Śnieg! Śniegu, śniegu - więcej śniegu!
Jesień jest cudowna, jednak kiedy wiosna zbliża się ciężkimi roztopami, na szczyt podium w sercu mym wskakuje zima - a im bielsza, tym wspanialsza. Już miałem smutać, że nadchodzi koniec niebańskiej powłoki, a tu taka miła niespodzianka - oto przybywa jej z godziny na godzinę.
Standardowo dość stanąłem sobie przy oknie, tym razem z kawką w ręku, oraz oddałem kontemplacji natury. W każdym bądź razie, jej rezerwatu za płotem. Przypomniał mi się sznur ciągnących się jedna za drugą óśemek, dziewiątek i dziesiątek - warto podkreślić zwrot "ciągnących się", powlekały bowiem ociężale nibynóżkami za świecącym wewnętrzną pustką liderem, który w końcu się zlitował i usunął na boczny tor. Ku mej wielkiej radości dziewiątka z miejsca poczuła wenę i ruszyla z kopyta, zawracając z niebezpieczną chyba w tych warunkach prędkością i grzecznie wychamowała, otwierając mi sama z siebie drzwiczki przed samym nosem. Zdążyłem nawet na angielski. Dobra dziewiąteczka.
Ameno.
Z nieco bardziej poważnych rzeczy, jeśli szczęście będzie mi sprzyjać i zwolnienie lekarskie nie zostanie przedłużone o kolejny tydzień, zdobędę w środę temat pracy. W sensie, dostanę na talerzu. W sensie, to by było piękne i miłe ze strony prowadzącej zajęcia Dr. Puthernamehere. W sensie... sam już nie wiem, czy to brak weny, czy lenistwo. Co za różnica?

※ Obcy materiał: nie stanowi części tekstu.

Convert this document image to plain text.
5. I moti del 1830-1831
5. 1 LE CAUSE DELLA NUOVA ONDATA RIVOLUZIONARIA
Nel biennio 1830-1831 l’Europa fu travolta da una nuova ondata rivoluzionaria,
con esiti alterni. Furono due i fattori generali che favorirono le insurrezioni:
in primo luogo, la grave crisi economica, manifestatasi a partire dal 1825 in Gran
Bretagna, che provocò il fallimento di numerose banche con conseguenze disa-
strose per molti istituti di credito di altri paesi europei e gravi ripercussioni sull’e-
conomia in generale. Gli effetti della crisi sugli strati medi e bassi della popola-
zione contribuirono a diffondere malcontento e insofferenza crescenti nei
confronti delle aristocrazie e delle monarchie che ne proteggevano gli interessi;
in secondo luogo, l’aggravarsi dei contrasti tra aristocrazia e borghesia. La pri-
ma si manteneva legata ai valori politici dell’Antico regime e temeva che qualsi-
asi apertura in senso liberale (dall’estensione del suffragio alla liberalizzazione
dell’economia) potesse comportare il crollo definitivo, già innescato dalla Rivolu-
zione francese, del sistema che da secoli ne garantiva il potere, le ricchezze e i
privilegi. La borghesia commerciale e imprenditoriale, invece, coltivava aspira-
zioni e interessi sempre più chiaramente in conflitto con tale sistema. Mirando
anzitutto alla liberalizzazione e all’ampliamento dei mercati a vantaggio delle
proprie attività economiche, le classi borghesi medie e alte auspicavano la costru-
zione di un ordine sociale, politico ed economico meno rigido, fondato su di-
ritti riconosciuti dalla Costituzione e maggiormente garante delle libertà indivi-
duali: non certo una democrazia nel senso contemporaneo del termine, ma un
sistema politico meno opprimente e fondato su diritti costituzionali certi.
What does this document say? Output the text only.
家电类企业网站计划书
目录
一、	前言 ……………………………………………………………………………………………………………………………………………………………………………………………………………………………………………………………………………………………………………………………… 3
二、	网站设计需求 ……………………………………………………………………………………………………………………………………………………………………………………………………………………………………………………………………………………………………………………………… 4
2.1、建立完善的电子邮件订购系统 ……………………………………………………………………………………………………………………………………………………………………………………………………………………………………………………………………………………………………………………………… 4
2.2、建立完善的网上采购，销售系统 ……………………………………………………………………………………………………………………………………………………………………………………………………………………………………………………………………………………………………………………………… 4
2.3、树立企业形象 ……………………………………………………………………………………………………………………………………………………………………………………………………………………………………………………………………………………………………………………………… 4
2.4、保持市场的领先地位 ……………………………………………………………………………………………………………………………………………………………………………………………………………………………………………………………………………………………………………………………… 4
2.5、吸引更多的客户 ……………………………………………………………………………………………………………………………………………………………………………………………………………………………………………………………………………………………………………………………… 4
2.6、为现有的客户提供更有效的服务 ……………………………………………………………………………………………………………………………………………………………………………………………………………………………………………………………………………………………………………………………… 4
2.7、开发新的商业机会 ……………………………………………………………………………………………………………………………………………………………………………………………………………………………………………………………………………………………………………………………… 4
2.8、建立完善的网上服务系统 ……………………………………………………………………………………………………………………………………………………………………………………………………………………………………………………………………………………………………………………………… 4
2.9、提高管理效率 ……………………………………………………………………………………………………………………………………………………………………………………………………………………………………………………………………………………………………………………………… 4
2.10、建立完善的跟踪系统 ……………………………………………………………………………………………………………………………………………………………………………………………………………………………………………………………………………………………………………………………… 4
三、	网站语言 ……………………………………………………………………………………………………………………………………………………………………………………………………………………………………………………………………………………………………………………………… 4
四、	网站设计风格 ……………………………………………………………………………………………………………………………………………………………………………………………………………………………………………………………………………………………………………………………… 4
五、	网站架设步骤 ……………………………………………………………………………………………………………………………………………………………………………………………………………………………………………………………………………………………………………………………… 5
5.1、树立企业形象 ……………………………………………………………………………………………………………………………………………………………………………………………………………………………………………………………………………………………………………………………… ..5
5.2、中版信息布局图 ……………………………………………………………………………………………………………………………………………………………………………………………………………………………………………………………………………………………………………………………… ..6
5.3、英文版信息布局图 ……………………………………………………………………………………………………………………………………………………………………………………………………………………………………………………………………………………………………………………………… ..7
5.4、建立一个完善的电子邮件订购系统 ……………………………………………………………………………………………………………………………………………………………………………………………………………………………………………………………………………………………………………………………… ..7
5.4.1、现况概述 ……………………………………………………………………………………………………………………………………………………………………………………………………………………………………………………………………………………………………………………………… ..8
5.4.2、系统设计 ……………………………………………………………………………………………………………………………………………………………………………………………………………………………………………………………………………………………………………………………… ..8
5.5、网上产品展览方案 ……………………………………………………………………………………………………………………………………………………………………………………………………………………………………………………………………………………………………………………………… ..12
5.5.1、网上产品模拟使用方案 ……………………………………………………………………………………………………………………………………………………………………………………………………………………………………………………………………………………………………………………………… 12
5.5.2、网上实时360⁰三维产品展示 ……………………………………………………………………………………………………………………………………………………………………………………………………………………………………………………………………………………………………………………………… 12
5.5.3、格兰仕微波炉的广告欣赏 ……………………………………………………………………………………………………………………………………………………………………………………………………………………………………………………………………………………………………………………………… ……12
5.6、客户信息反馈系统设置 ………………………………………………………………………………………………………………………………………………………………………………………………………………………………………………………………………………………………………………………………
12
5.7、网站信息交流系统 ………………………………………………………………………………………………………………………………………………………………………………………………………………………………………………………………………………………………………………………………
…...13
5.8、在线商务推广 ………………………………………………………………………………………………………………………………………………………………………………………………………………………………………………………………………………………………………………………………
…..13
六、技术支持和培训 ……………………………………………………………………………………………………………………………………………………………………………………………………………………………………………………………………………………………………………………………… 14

Poza tym kolejne tryliardy godzin wykładów i konieczność zdobycia pożywienia w stylu tanio-a-dużo-i-nawet-nie-trujące w nadchodzących dniach. No i ćwiczenia, które nie wiem na czym polegają, bo raczej nie będziemy co dwa tygodnie wyrywać obrazków z gazet i się przedstawiać grupie, co było nawet śmieszne i wcale nie musiałem się powtarzać. Muszę tylko drogą eliminacji odnaleźć osobę, która skwitowała me uwielbienie kotami cichym "kurwa fe". Będziesz płonąć kobieto w piekle.